Dissociative experiences and panic disorder linked in bipolar patients
By Andrew Czyzewski
17 September 2008
J Affect Disord 2008; Advance online publication

Feelings of detachment from the external world, known as dissociative experiences, are associated with an early age of onset of bipolar disorder and may cluster with panic disorder comorbidity, study findings suggest.

Based on this new evidence, the team of researchers behind the study speculates that "bipolar-panic comorbidity seems to configure a unique entity from a clinical, neurobiological, and genetic point of view."

Depersonalization is defined as an experience in which the individual feels a sense of unreality and detachment from him/herself. Depersonalization is often associated with derealization, and consists of an alteration in the perception of one's surroundings so that sense of the reality of the external world is lost.

Both these phenomenon come under the more general term of dissociative symptoms.

"The aim of this study was to investigate frequency and clinical correlates of dissociative symptoms, with special attention to depersonalization symptoms, in bipolar disorder patients," Marco Mula (Amedeo Avogadro University, Novara, Italy) and co-workers explain.

They assessed 43 patients with bipolar I disorder and 48 with bipolar II disorder with the Semi-structured Clinical Interview for Temperament (TEMPS-I); the Dissociative Experiences Scale (DES); and the Structured Clinical Interview for Depersonalization-Derealization Spectrum (SCI-DER).

Lifetime dissociative symptoms were reported by 25.6% of bipolar I disorder patients and 25% of bipolar II disorder patients, defined by a score of more than 25 on the DES (the accepted cutoff score for pathological dissociation).

There was no difference between bipolar I disorder and bipolar II disorder patients in scores of any dissociative measurements.

Age of onset of bipolar disorder was negatively correlated with SCI-DER-total score (r=-0.436) and DES score (r=-0.270).

A logistic regression model showed that derealization scores, corrected for age and gender, were significantly associated with a diagnosis of comorbid panic disorder (OR=1.22).

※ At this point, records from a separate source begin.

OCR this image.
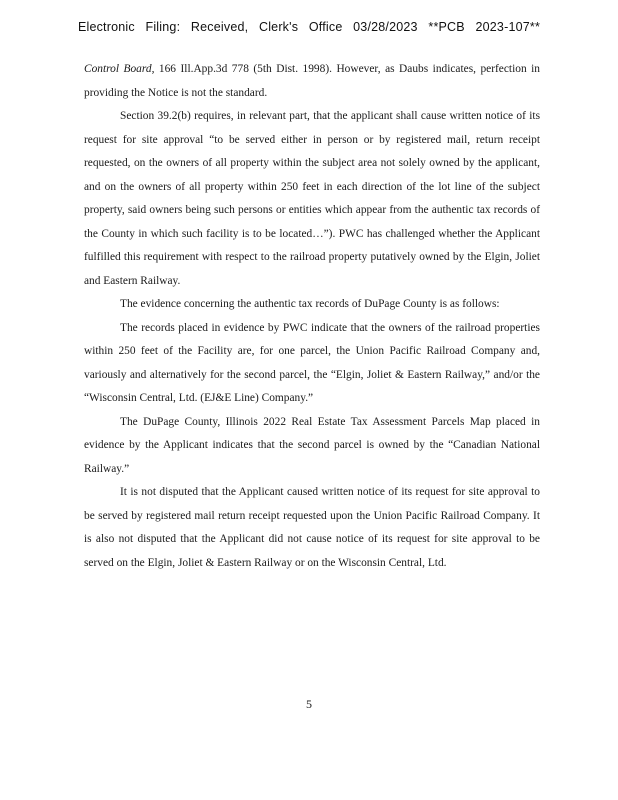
Electronic Filing: Received, Clerk's Office 03/28/2023 **PCB 2023-107**

Control Board, 166 Ill.App.3d 778 (5th Dist. 1998). However, as Daubs indicates, perfection in providing the Notice is not the standard.

Section 39.2(b) requires, in relevant part, that the applicant shall cause written notice of its request for site approval “to be served either in person or by registered mail, return receipt requested, on the owners of all property within the subject area not solely owned by the applicant, and on the owners of all property within 250 feet in each direction of the lot line of the subject property, said owners being such persons or entities which appear from the authentic tax records of the County in which such facility is to be located…”). PWC has challenged whether the Applicant fulfilled this requirement with respect to the railroad property putatively owned by the Elgin, Joliet and Eastern Railway.

The evidence concerning the authentic tax records of DuPage County is as follows:

The records placed in evidence by PWC indicate that the owners of the railroad properties within 250 feet of the Facility are, for one parcel, the Union Pacific Railroad Company and, variously and alternatively for the second parcel, the “Elgin, Joliet & Eastern Railway,” and/or the “Wisconsin Central, Ltd. (EJ&E Line) Company.”

The DuPage County, Illinois 2022 Real Estate Tax Assessment Parcels Map placed in evidence by the Applicant indicates that the second parcel is owned by the “Canadian National Railway.”

It is not disputed that the Applicant caused written notice of its request for site approval to be served by registered mail return receipt requested upon the Union Pacific Railroad Company. It is also not disputed that the Applicant did not cause notice of its request for site approval to be served on the Elgin, Joliet & Eastern Railway or on the Wisconsin Central, Ltd.

5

"Our study suggests that lifetime depersonalization symptoms are correlated with an early onset of bipolar disorder and derealization symptoms with panic disorder comorbidity," the researchers conclude.

"The association with an early onset of the disease may suggest the need for further investigation to clarify whether bipolar disorder patients with lifetime depersonalization configure a separate clinical phenotype characterized by other indices of disease severity (e.g. number of hospitalization, number of episodes, treatment resistance)."